When it comes to lawn mowing, there are different types of mowers of which mulching and side-discharge mowers. This article takes a closer look at the advantages and disadvantages of those two types of mowers.

Mulching

In conditions where the grass is relatively short and dry, the best option would probably be to mulch the grass. Mulching is the fastest way to mow short grass, and returning the nitrogen-rich clippings to the lawn is great for lawn health and reducing your carbon footprint. Mulching chops up shorter clippings finely so that they can easily be re-absorbed back into the soil.

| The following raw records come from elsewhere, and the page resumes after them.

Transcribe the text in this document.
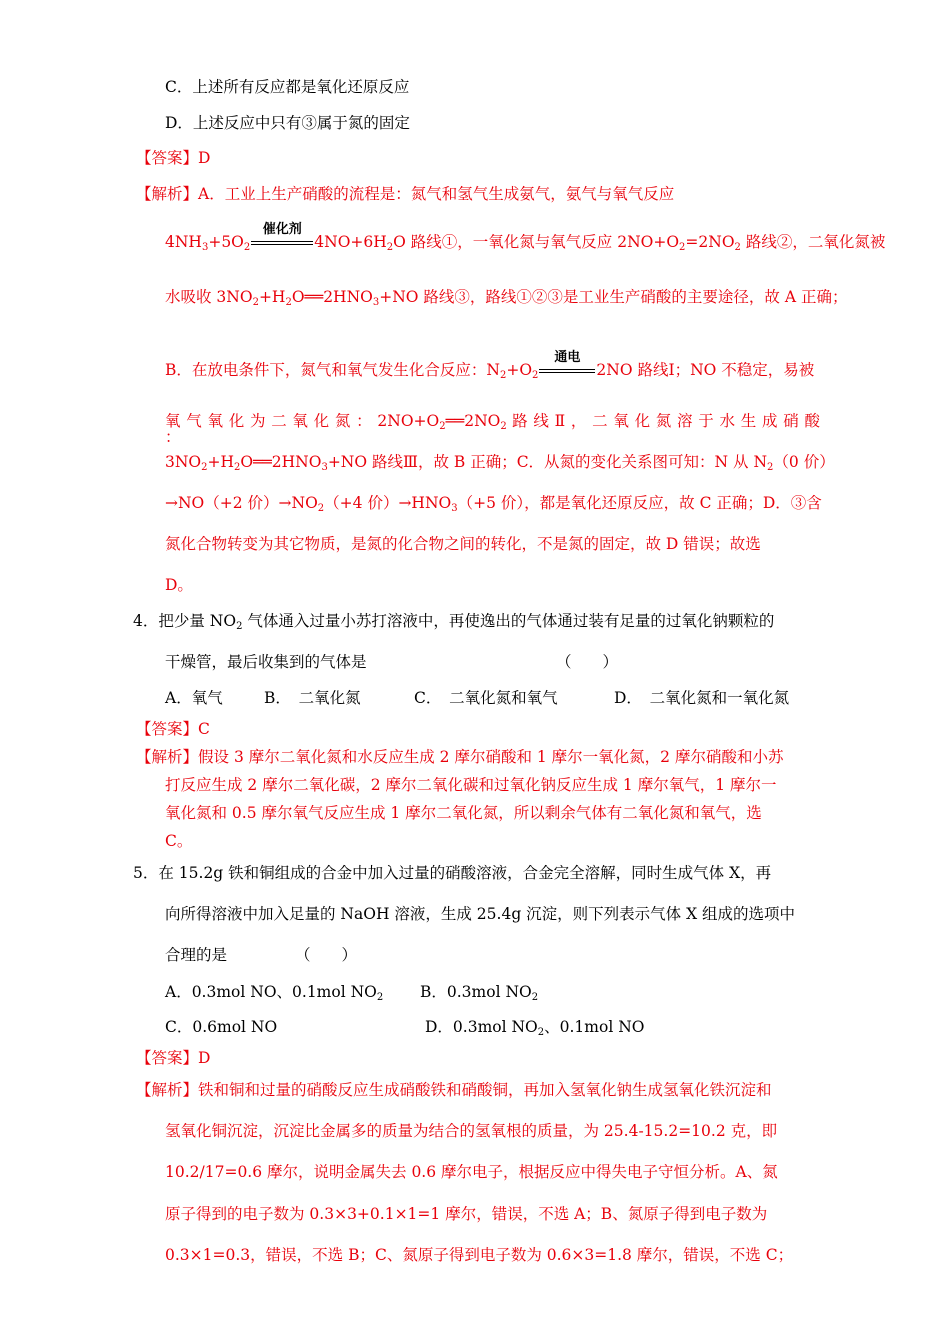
C．上述所有反应都是氧化还原反应
D．上述反应中只有③属于氮的固定
【答案】D
【解析】A．工业上生产硝酸的流程是：氮气和氢气生成氨气，氨气与氧气反应
$4NH_3+5O_2$
催化剂
$4NO+6H_2O$ 路线①，一氧化氮与氧气反应 $2NO+O_2=2NO_2$ 路线②，二氧化氮被
水吸收 $3NO_2+H_2O══2HNO_3+NO$ 路线③，路线①②③是工业生产硝酸的主要途径，故 A 正确；
B．在放电条件下，氮气和氧气发生化合反应：$N_2+O_2$
通电
2NO 路线Ⅰ；NO 不稳定，易被
氧 气 氧 化 为 二 氧 化 氮 ： $2NO+O_2══2NO_2$ 路 线 Ⅱ ， 二 氧 化 氮 溶 于 水 生 成 硝 酸 ：
$3NO_2+H_2O══2HNO_3+NO$ 路线Ⅲ，故 B 正确；C．从氮的变化关系图可知：N 从 $N_2(0$ 价）
→NO（+2 价）$\to NO_2(+4$ 价）$\to HNO_3(+5$ 价），都是氧化还原反应，故 C 正确；D．③含
氮化合物转变为其它物质，是氮的化合物之间的转化，不是氮的固定，故 D 错误；故选
D。
4．把少量 $NO_2$ 气体通入过量小苏打溶液中，再使逸出的气体通过装有足量的过氧化钠颗粒的
干燥管，最后收集到的气体是	（　　）
A．氧气	B．　二氧化氮	C．　二氧化氮和氧气	D．　二氧化氮和一氧化氮
【答案】C
【解析】假设 3 摩尔二氧化氮和水反应生成 2 摩尔硝酸和 1 摩尔一氧化氮，2 摩尔硝酸和小苏
打反应生成 2 摩尔二氧化碳，2 摩尔二氧化碳和过氧化钠反应生成 1 摩尔氧气，1 摩尔一
氧化氮和 0.5 摩尔氧气反应生成 1 摩尔二氧化氮，所以剩余气体有二氧化氮和氧气，选
C。
5．在 15.2g 铁和铜组成的合金中加入过量的硝酸溶液，合金完全溶解，同时生成气体 X，再
向所得溶液中加入足量的 NaOH 溶液，生成 25.4g 沉淀，则下列表示气体 X 组成的选项中
合理的是	（　　）
A．0.3mol NO、0.1mol $NO_2$ B．0.3mol $NO_2$
C．0.6mol NO	D．0.3mol $NO_2$、0.1mol NO
【答案】D
【解析】铁和铜和过量的硝酸反应生成硝酸铁和硝酸铜，再加入氢氧化钠生成氢氧化铁沉淀和
氢氧化铜沉淀，沉淀比金属多的质量为结合的氢氧根的质量，为 25.4-15.2=10.2 克，即
10.2/17=0.6 摩尔，说明金属失去 0.6 摩尔电子，根据反应中得失电子守恒分析。A、氮
原子得到的电子数为 0.3×3+0.1×1=1 摩尔，错误，不选 A；B、氮原子得到电子数为
0.3×1=0.3，错误，不选 B；C、氮原子得到电子数为 0.6×3=1.8 摩尔，错误，不选 C；
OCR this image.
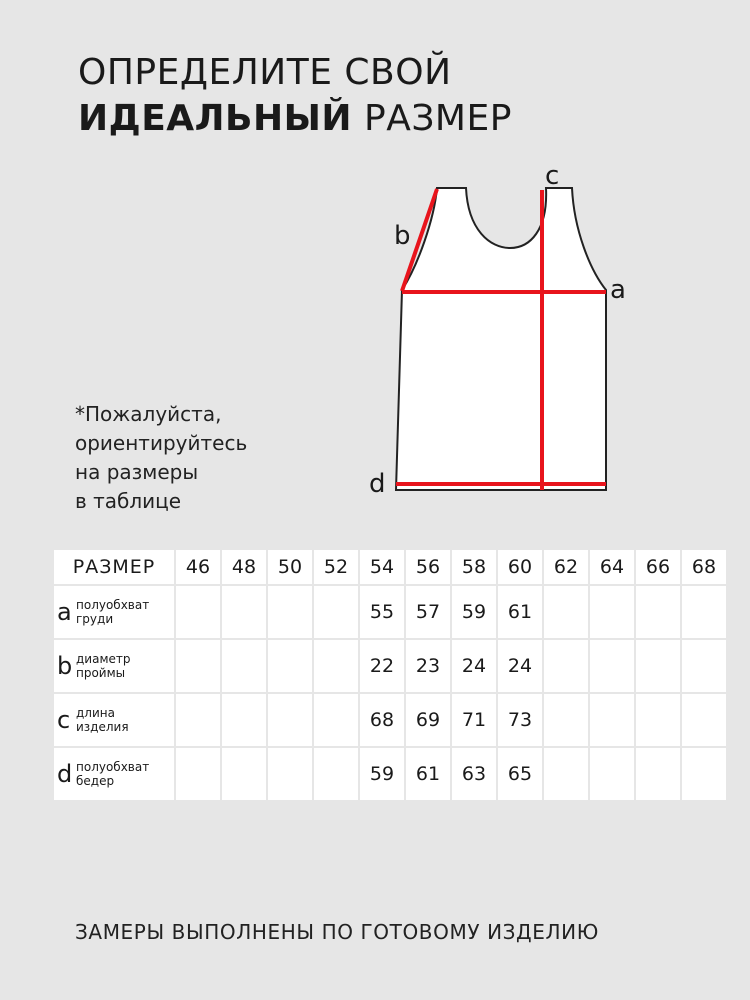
ОПРЕДЕЛИТЕ СВОЙ
ИДЕАЛЬНЫЙ РАЗМЕР
c
b
a
d
*Пожалуйста,
ориентируйтесь
на размеры
в таблице
РАЗМЕР	46	48	50	52	54	56	58	60	62	64	66	68

a полуобхват
груди					55	57	59	61				

b диаметр
проймы					22	23	24	24				

c длина
изделия					68	69	71	73				

d полуобхват
бедер					59	61	63	65				
ЗАМЕРЫ ВЫПОЛНЕНЫ ПО ГОТОВОМУ ИЗДЕЛИЮ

One mulching problem that can arise is the grass clumping problem. If the lawn is long, thick, and wet, mulching has the greatest tendency to create a clump of matted thatch under the mowing deck. If those clumps are not removed, they turn pale or brownish-gold within a few days and then start to settle back into the turf. The clumps block light and prevent water from reaching the grass beneath. In time clumps can kill the grass below them and leave a dead spot that then requires reseeding. Even without clumping, mulching sometimes leaves a trail of pale green clippings when the thatch dries.

Side Discharge

Side discharge is perfect for the toughest, most prolonged hack-down jobs. This lawn mowing option results in faster work of an unruly lawn. When you are dealing with long, thick, and moist grass, it is desirable to get that mess of debris out and away from the underside of the mowing deck as quickly and efficiently as possible. If there is no place for the grass to go, the mass of grass clippings you’ve just cut will remain trapped in the cutting area, clogging the blades and periodically stalling the machine. Further, if the grass is moist, the effect is magnified because grass will form clumpy masses that stick to the underside and outside lip of the cutting deck, again stalling the machine and additionally creating a dark green semi-liquid mess for you to claw at and rake out at semi-regular intervals. These clumps look bad and start to kill the lawn underneath several days later. If you leave the mushy clumps stick to the bottom of the mowing deck without proper cleaning, within a day or two, they will dry out and harden. You’ll have to pry from the deck with a scraper or screwdriver.

The side discharge usually means you’re blowing a coarser grade of clippings onto a driveway, a mulch bed, a tree well, or onto an already thick accumulation of other discharged passes. It will help if you plan the cut more carefully so that clippings don’t end up in places they aren’t supposed to be. You have to watch more carefully for objects in the path of the mower because a side discharge can fling out a rock or golf ball with considerable force. It may also lead to the hassle of raking up after mowing.

To conclude, mulching is the best option for people who have long and narrow properties bordered by sidewalk or pavement where the grass blowing to the side will create the need for cleanup. Side discharge may be a better option for large, contiguous patches of lawn.